To further highlight the depth of the problem of pharmaceuticals companies, largely due to what I see as serious conflicts of interests, alongside the vested interests of share holders, I now turn to some of the blogs by Dr Peter Gordon, a psychiatrist, poet and artist (and a dear friend) who lives and works in Scotland. Peter wrote an article on 3 August 2017, ‘The medical untouchables’, where he shared an opinion piece by Dr Des Spence published in the British Journal of General Practice. In his own response, he also quoted three related articles he had written previously. I also recommend you read these articles;
Three recent posts by me demonstrate the scale of competing financial interests in medical education in the UK. If you have a moment, you should have a look. Perhaps you might then share the worry that I have about this matter:
In blog 1. from this list above, Peter writes” I have previously petitioned the Scottish Parliament to consider a Sunshine Act for Scotland which would make it mandatory for healthcare workers and academics to declare potential financial conflicts of interest on an open public register. The pharmaceutical Industry has this year increased payments to healthcare workers and academics for ‘promotional activities’ – from £109 million up to £116.5 million today.
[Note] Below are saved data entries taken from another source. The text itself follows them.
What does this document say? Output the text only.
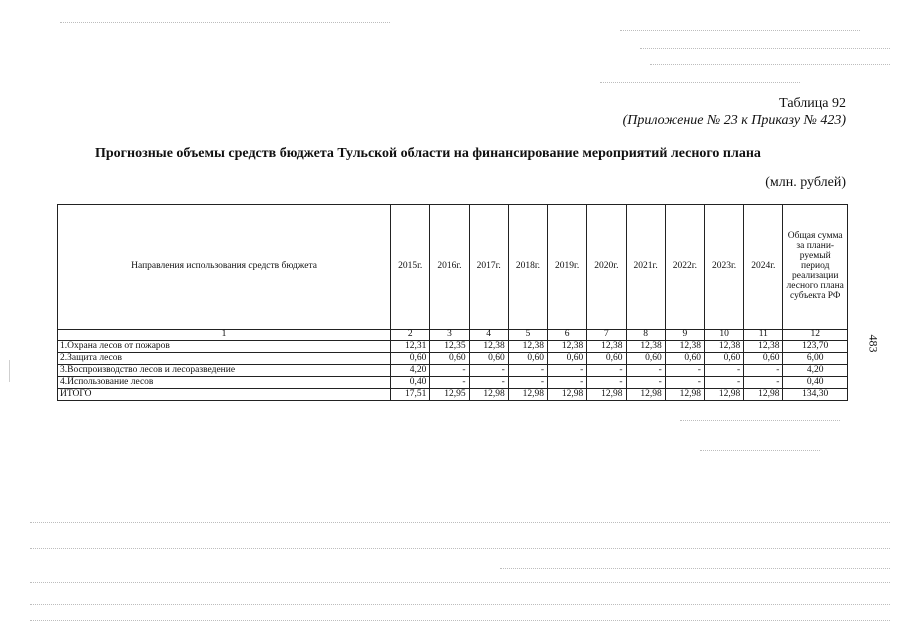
Таблица 92
(Приложение № 23 к Приказу № 423)
Прогнозные объемы средств бюджета Тульской области на финансирование мероприятий лесного плана
(млн. рублей)
483
Направления использования средств бюджета	2015г.	2016г.	2017г.	2018г.	2019г.	2020г.	2021г.	2022г.	2023г.	2024г.	Общая сумма за плани-руемый период реализации лесного плана субъекта РФ
1	2	3	4	5	6	7	8	9	10	11	12
1.Охрана лесов от пожаров	12,31	12,35	12,38	12,38	12,38	12,38	12,38	12,38	12,38	12,38	123,70
2.Защита лесов	0,60	0,60	0,60	0,60	0,60	0,60	0,60	0,60	0,60	0,60	6,00
3.Воспроизводство лесов и лесоразведение	4,20	-	-	-	-	-	-	-	-	-	4,20
4.Использование лесов	0,40	-	-	-	-	-	-	-	-	-	0,40
ИТОГО	17,51	12,95	12,98	12,98	12,98	12,98	12,98	12,98	12,98	12,98	134,30
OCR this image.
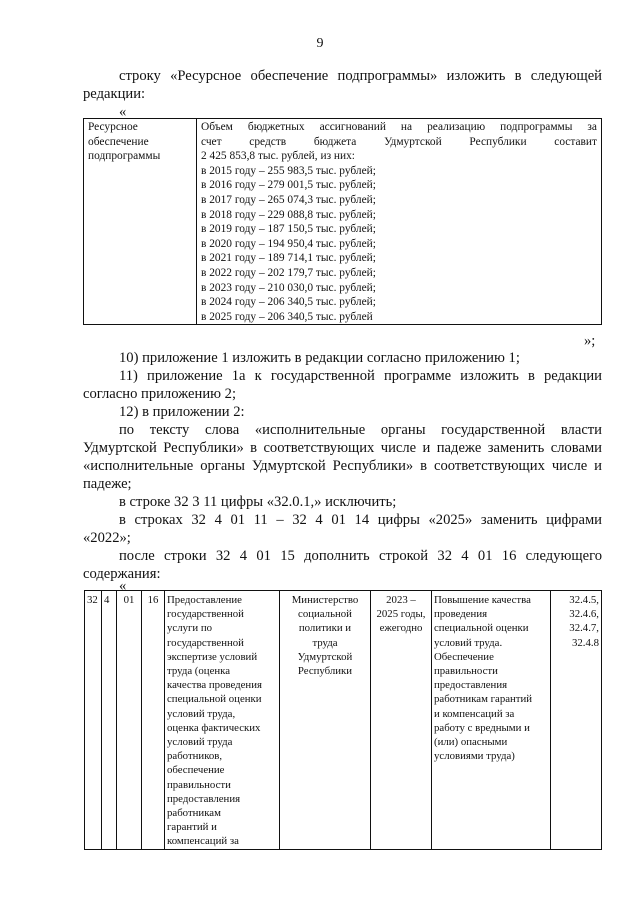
9
строку «Ресурсное обеспечение подпрограммы» изложить в следующей
редакции:
«
Ресурсное
обеспечение
подпрограммы

Объем бюджетных ассигнований на реализацию подпрограммы за
счет средств бюджета Удмуртской Республики составит
2 425 853,8 тыс. рублей, из них:
в 2015 году – 255 983,5 тыс. рублей;
в 2016 году – 279 001,5 тыс. рублей;
в 2017 году – 265 074,3 тыс. рублей;
в 2018 году – 229 088,8 тыс. рублей;
в 2019 году – 187 150,5 тыс. рублей;
в 2020 году – 194 950,4 тыс. рублей;
в 2021 году – 189 714,1 тыс. рублей;
в 2022 году – 202 179,7 тыс. рублей;
в 2023 году – 210 030,0 тыс. рублей;
в 2024 году – 206 340,5 тыс. рублей;
в 2025 году – 206 340,5 тыс. рублей
»;
10) приложение 1 изложить в редакции согласно приложению 1;
11) приложение 1а к государственной программе изложить в редакции
согласно приложению 2;
12) в приложении 2:
по тексту слова «исполнительные органы государственной власти
Удмуртской Республики» в соответствующих числе и падеже заменить словами
«исполнительные органы Удмуртской Республики» в соответствующих числе и
падеже;
в строке 32 3 11 цифры «32.0.1,» исключить;
в строках 32 4 01 11 – 32 4 01 14 цифры «2025» заменить цифрами
«2022»;
после строки 32 4 01 15 дополнить строкой 32 4 01 16 следующего
содержания:
«
32	4	01	16	Предоставление
государственной
услуги по
государственной
экспертизе условий
труда (оценка
качества проведения
специальной оценки
условий труда,
оценка фактических
условий труда
работников,
обеспечение
правильности
предоставления
работникам
гарантий и
компенсаций за

Министерство
социальной
политики и
труда
Удмуртской
Республики

2023 –
2025 годы,
ежегодно

Повышение качества
проведения
специальной оценки
условий труда.
Обеспечение
правильности
предоставления
работникам гарантий
и компенсаций за
работу с вредными и
(или) опасными
условиями труда)

32.4.5,
32.4.6,
32.4.7,
32.4.8
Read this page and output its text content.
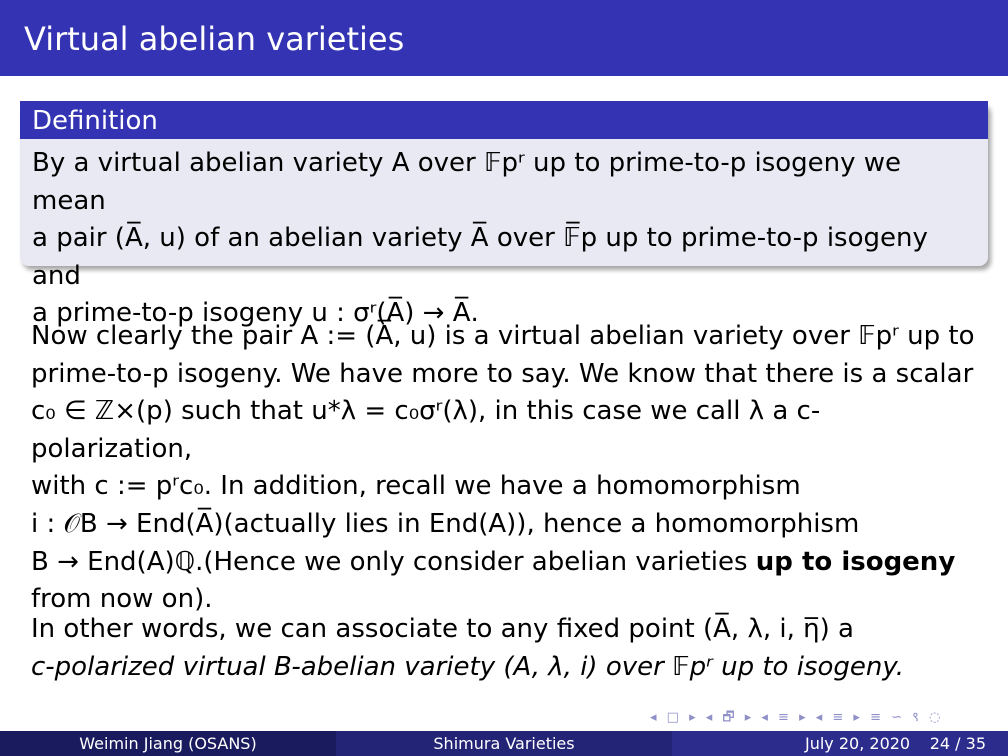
Virtual abelian varieties
Definition
By a virtual abelian variety A over 𝔽pʳ up to prime-to-p isogeny we mean
a pair (A̅, u) of an abelian variety A̅ over 𝔽̅p up to prime-to-p isogeny and
a prime-to-p isogeny u : σʳ(A̅) → A̅.
Now clearly the pair A := (A̅, u) is a virtual abelian variety over 𝔽pʳ up to
prime-to-p isogeny. We have more to say. We know that there is a scalar
c₀ ∈ ℤ×(p) such that u*λ = c₀σʳ(λ), in this case we call λ a c-polarization,
with c := pʳc₀. In addition, recall we have a homomorphism
i : 𝒪B → End(A̅)(actually lies in End(A)), hence a homomorphism
B → End(A)ℚ.(Hence we only consider abelian varieties up to isogeny
from now on).
In other words, we can associate to any fixed point (A̅, λ, i, η̅) a
c-polarized virtual B-abelian variety (A, λ, i) over 𝔽pʳ up to isogeny.
◂ □ ▸ ◂ 🗗 ▸ ◂ ≡ ▸ ◂ ≡ ▸ ≡ ∽ ९ ◌
Weimin Jiang (OSANS)	Shimura Varieties	July 20, 2020 24 / 35
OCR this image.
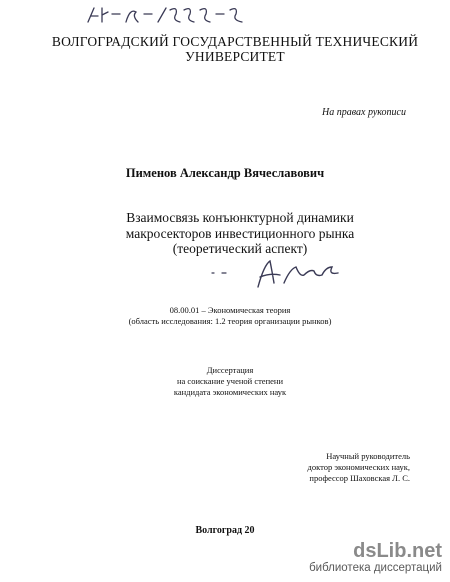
ВОЛГОГРАДСКИЙ ГОСУДАРСТВЕННЫЙ ТЕХНИЧЕСКИЙ
УНИВЕРСИТЕТ
На правах рукописи
Пименов Александр Вячеславович
Взаимосвязь конъюнктурной динамики
макросекторов инвестиционного рынка
(теоретический аспект)
08.00.01 – Экономическая теория
(область исследования: 1.2 теория организации рынков)
Диссертация
на соискание ученой степени
кандидата экономических наук
Научный руководитель
доктор экономических наук,
профессор Шаховская Л. С.
Волгоград 20
dsLib.net
библиотека диссертаций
Finally in the same post, Peter says: However, it remains the case that we cannot scientifically consider the scale of potential biases that financial incentives may bring to the prescribing of medications in the UK. This is because we have an incomplete dataset. This is surprising given that we do have longstanding evidence that exposure to industry promotional activity can lead to doctors recommending worse treatments for patients.
In a more recent blog post (11 August 2018), ‘Evidence Based Medicine’ or ‘Industry Biased Medicine‘ Peter again highlighted his concerns:
My research into what is publicly available on competing financial interests in key opinion leaders has left me wondering how much of what we term Evidence Based Medicine (EBM) might actually be considered as Industry Biased Medicine? A decade ago, Ray Moynihan was asking the same question and shared in the BMJ his examination of the “role of influential experts paid by industry to help educate the profession and the public.”
About now, you may be wondering what on earth do Peter’s blogs have to do with the campaign to #BanBPSD?! It is simple really. When there are competing interests, there ultimately are also conflicts of interest, and patients never come out on top!
When it is Industry Biased, best practice and patients will always be the losers.
During October, I hope to post a list of all of the articles and books relevant to this topic in one blog, for us all to be able to easily find and read them. Frankly, if we keep doing what we’ve always done, our most vulnerable populations (our elders and anyone with dementia requiring care) will continue to be abused, ignored and seriously neglected.